Judge Approves $71M Transfer
A Manhattan federal judge authorized the transfer of approximately $71 million in Ether (ETH) that was frozen after an exploit linked to the North Korean hacking syndicate known as the Lazarus Group.
The ruling, issued by Judge Margaret Garnett, partially modified a previous asset freeze order and permitted the DeFi lending protocol Aave to move the ETH to a protocol-managed wallet.

The court order also upheld a separate claim of approximately $877 million against North Korea filed by victims of state-sponsored terrorism.
In the same legal fight, CoinDesk said the judge modified a restraining notice served on Arbitrum DAO to allow an onchain governance vote transferring the immobilized ETH to a wallet controlled by Aave LLC.
DAO Votes and Legal Protections
CryptoNinjas said Aave’s recovery effort moved into Phase II after it liquidated eight positions linked to the exploiter on Aave V3 on May 6 and handed recovered rsETH collateral to the Recovery Guardian following governance approval from the Aave DAO.
The same account described Arbitrum DAO and Mantle DAO voting on proposals involving recovering $71 million in ETH for DeFi United, while Aave said it activated a compensation mechanism for users affected by the issue.

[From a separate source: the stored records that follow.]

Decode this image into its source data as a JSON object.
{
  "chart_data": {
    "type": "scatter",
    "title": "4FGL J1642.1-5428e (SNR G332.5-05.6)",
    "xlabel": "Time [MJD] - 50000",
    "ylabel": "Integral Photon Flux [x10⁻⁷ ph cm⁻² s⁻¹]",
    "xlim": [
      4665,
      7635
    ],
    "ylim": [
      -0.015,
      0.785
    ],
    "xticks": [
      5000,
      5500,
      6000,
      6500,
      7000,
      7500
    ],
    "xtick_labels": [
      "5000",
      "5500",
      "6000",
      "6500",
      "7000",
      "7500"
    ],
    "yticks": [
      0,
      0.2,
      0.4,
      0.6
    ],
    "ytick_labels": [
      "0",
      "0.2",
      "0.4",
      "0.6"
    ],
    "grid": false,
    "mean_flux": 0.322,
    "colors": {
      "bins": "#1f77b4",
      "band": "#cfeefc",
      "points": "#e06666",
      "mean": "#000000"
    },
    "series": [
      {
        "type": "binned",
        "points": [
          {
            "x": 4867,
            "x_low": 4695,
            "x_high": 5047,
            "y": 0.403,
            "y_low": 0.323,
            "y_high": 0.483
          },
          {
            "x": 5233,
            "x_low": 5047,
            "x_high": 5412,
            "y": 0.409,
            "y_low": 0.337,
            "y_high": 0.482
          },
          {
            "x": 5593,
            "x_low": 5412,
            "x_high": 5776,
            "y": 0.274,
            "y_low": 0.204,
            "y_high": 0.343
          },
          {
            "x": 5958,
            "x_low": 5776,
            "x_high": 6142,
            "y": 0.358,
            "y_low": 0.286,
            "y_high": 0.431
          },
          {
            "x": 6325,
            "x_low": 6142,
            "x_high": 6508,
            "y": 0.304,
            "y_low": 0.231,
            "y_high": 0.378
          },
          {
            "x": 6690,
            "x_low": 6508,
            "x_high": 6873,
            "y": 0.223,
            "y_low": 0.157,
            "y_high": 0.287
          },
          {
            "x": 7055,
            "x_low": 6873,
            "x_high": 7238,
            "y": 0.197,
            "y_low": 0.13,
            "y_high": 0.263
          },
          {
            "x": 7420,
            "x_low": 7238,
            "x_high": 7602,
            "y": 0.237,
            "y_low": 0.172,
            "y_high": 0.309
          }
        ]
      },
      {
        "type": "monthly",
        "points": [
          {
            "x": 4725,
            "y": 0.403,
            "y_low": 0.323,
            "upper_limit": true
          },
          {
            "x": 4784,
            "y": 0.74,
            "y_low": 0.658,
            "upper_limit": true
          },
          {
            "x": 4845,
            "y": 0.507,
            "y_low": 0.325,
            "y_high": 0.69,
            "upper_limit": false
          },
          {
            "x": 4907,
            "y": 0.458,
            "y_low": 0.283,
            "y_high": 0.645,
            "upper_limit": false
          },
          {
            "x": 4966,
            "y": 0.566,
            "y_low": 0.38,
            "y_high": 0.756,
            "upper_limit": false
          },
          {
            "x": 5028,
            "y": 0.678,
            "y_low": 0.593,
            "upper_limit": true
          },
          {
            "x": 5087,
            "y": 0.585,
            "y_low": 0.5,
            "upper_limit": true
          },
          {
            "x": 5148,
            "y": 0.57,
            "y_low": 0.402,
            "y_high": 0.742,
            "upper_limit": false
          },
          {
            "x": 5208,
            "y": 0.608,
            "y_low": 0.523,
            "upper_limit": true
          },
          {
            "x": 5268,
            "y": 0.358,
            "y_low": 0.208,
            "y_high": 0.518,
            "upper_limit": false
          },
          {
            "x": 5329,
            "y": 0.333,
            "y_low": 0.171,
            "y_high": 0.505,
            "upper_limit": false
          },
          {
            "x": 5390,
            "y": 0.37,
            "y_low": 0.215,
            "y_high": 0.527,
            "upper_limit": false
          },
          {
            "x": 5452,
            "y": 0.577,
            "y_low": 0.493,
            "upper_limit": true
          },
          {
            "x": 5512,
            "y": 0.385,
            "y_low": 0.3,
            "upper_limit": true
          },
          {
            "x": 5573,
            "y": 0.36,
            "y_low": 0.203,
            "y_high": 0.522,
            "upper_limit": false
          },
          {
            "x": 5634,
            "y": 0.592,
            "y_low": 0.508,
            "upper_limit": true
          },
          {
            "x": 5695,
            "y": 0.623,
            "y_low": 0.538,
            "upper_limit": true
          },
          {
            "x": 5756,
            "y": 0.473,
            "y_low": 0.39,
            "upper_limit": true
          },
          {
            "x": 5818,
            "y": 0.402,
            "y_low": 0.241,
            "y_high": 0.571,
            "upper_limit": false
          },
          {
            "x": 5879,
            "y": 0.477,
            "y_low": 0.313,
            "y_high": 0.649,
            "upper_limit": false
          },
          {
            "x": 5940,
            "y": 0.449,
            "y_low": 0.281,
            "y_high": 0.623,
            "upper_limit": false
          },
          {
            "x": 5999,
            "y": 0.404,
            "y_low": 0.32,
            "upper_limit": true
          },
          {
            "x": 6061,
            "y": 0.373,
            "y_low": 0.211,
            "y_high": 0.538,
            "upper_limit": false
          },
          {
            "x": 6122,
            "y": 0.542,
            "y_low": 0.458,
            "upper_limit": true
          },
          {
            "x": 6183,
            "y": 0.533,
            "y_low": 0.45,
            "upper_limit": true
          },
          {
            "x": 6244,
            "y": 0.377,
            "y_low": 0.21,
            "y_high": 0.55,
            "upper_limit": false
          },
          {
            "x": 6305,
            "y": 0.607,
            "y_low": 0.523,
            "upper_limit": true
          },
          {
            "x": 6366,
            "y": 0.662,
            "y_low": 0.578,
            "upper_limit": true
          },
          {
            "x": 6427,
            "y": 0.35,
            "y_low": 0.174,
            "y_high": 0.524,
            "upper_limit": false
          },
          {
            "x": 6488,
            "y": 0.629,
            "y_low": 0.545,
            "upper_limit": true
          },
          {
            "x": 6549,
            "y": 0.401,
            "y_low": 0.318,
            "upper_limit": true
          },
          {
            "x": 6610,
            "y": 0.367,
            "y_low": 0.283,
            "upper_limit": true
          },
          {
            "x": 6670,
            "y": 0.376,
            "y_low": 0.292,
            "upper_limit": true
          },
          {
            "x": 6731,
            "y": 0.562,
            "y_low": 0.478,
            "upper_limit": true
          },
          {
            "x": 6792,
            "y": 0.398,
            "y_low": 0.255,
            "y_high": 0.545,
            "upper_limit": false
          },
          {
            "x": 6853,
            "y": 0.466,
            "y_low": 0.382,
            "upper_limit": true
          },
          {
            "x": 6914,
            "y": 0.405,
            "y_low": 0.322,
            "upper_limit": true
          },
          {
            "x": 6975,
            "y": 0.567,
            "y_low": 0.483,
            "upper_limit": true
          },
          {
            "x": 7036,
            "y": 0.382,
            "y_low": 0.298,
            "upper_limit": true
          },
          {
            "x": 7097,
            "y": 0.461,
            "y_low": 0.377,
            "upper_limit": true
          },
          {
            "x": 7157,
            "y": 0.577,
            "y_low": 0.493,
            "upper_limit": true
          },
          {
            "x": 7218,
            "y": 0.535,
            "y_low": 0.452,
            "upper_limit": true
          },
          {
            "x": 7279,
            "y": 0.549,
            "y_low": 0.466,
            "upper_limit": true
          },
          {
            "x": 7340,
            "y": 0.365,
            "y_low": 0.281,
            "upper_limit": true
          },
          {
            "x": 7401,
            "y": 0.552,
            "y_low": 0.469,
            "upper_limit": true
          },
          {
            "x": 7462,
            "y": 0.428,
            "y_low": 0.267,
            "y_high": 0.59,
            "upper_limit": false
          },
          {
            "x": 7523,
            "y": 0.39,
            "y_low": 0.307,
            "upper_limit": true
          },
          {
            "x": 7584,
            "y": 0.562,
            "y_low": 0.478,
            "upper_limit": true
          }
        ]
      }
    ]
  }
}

Cointelegraph reported that the decision came after Arbitrum delegates showed strong support for the move through an off-chain Snapshot vote as part of Aave’s broader recovery plan, while noting that any actual transfer still requires a separate binding onchain governance vote.
CoinDesk added that the order shielded participants from liability under the notice, stating that anyone who initiates, votes on or participates in the transfer would not violate the freeze.
What’s at Stake Next
The court action is framed as a step in how decentralized finance protocols interact with the U.S. legal system, with MEXC describing the case as a rare example of a DeFi protocol collaborating with federal courts to create a formal procedure for asset recovery amid a state-sponsored hack.
MEXC said the court also established legal protections for participants in the DAO governance process, and it described legal analysts noting the ruling could set a precedent for how DAOs interact with traditional legal frameworks when assets are frozen.
CoinDesk said the ruling resolves an immediate standoff tied to attorney Charles Gerstein’s argument that the frozen ETH could be seized because the exploit has been widely attributed to Lazarus Group.
Cointelegraph reported that the 30,765 ETH frozen by Arbitrum has been flagged as a meaningful step toward closing a gap in rsETH backing, with proponents arguing that even partial restoration would help stabilize conditions for users across Arbitrum and the wider DeFi ecosystem.